Clonazepam is a benzodiazepine derivative. Clonazepam has a calming, central, miorelaxing, anxiolytic effect. The miorelaxing effect is achieved by enhancing the inhibitory effect of GABA on the transmission of nerve impulses, stimulation of benzodiazepine receptors located in the allosteric center of postsynaptic GABA receptors of the ascending activating reticular formation of the brain stem and intercalary neurons of the lateral horns of the spinal cord, as well as reducing the excitability of the subcortical structures of the brain and inhibition of polysynaptic spinal reflexes.

The rapid onset of drowsiness, dizziness and addiction limits the use of this drug. To reduce the occurrence of possible adverse reactions, it is necessary to achieve a therapeutic dose by slow titration for two weeks. For oral administration, an initial dose of no more than 1 mg / day is recommended. The maintenance dose is 4-8 mg / day. It is possible to administer small doses in combination with other muscle relaxants. Clonazepam is effective in paroxysmal enhancements of muscle tone. Contraindicated in acute liver, kidney, myasthenia gravis.

Dicatia clorazepat (Transxen) is an analogue of benzodiazepine, it is transformed into the main metabolite of diazepam, has a greater activity and duration of antispastic action than diazepam. Its good effect is noted in the treatment in the form of a decrease in phasic reflexes to tension, has a slight sedative effect. The initial dose is 5 mg 4 times a day, then decreases to 5 mg twice a day.

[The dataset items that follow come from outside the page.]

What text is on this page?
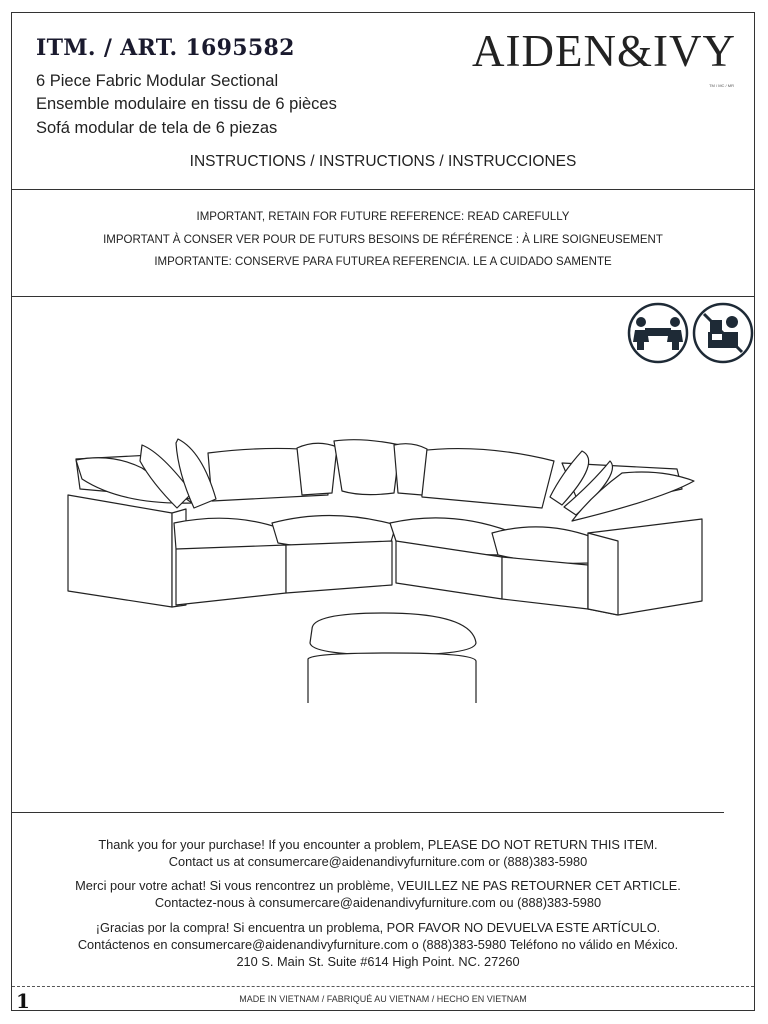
ITM. / ART. 1695582
6 Piece Fabric Modular Sectional
Ensemble modulaire en tissu de 6 pièces
Sofá modular de tela de 6 piezas
AIDEN&IVY
TM / MC / MR
INSTRUCTIONS / INSTRUCTIONS / INSTRUCCIONES
IMPORTANT, RETAIN FOR FUTURE REFERENCE: READ CAREFULLY
IMPORTANT À CONSER VER POUR DE FUTURS BESOINS DE RÉFÉRENCE : À LIRE SOIGNEUSEMENT
IMPORTANTE: CONSERVE PARA FUTUREA REFERENCIA. LE A CUIDADO SAMENTE
Thank you for your purchase! If you encounter a problem, PLEASE DO NOT RETURN THIS ITEM.
Contact us at consumercare@aidenandivyfurniture.com or (888)383-5980
Merci pour votre achat! Si vous rencontrez un problème, VEUILLEZ NE PAS RETOURNER CET ARTICLE.
Contactez-nous à consumercare@aidenandivyfurniture.com ou (888)383-5980
¡Gracias por la compra! Si encuentra un problema, POR FAVOR NO DEVUELVA ESTE ARTÍCULO.
Contáctenos en consumercare@aidenandivyfurniture.com o (888)383-5980 Teléfono no válido en México.
210 S. Main St. Suite #614 High Point. NC. 27260
1	MADE IN VIETNAM / FABRIQUÉ AU VIETNAM / HECHO EN VIETNAM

Dantrolene, an imidazoline derivative, acts outside the central nervous system, mainly at the level of the muscle fibers. The mechanism of dantrolene action is the blocking of calcium release from the sarcoplasmic reticulum, which leads to a decrease in the contractility of skeletal muscles, a reduction in muscle tone and phasic reflexes, and an increase in the range of passive movements. An important advantage of dantrolene in relation to other muscle relaxants is its proven effectiveness with regard to spasticity not only of spinal, but also of cerebral genesis. The initial dose is 25 mg / day, with tolerability increasing the dose for 4 weeks to 400 mg / day. Side effects – drowsiness, dizziness, nausea, diarrhea, decreased glomerular filtration rate. Serious danger, especially in elderly patients at a dose of more than 200 mg / day, is a hepatotoxic effect, therefore, during the treatment period, it is necessary to regularly monitor liver function. Elimination of dantrolene by 50% is due to hepatic metabolism, in connection with this it is contraindicated in liver diseases. Caution should be observed in cases of severe cardiac or pulmonary diseases.

Catapresane – is used mainly for spinal injuries, acts on alpha-2-agonists of the brain, has presynaptic inhibition. Of the side effects observed decrease in blood pressure and depression. The initial dose is 0.05 mg 2 times a day, the maximum dose is 0.1 mg 4 times a day.

Temazepam – interacts with benzodiazepine receptors of the allosteric center of postsynaptic GABA receptors located in the limbic system, ascending activating reticular formation, hippocampus, intercalary neurons of the lateral horns of the spinal cord. As a result, channels for incoming currents of chloride ions are opened and thus the action of the endogenous inhibitory mediator GABA is potentiated. The recommended dose is 10 mg 3 times a day. Its combination with baclofen is effective.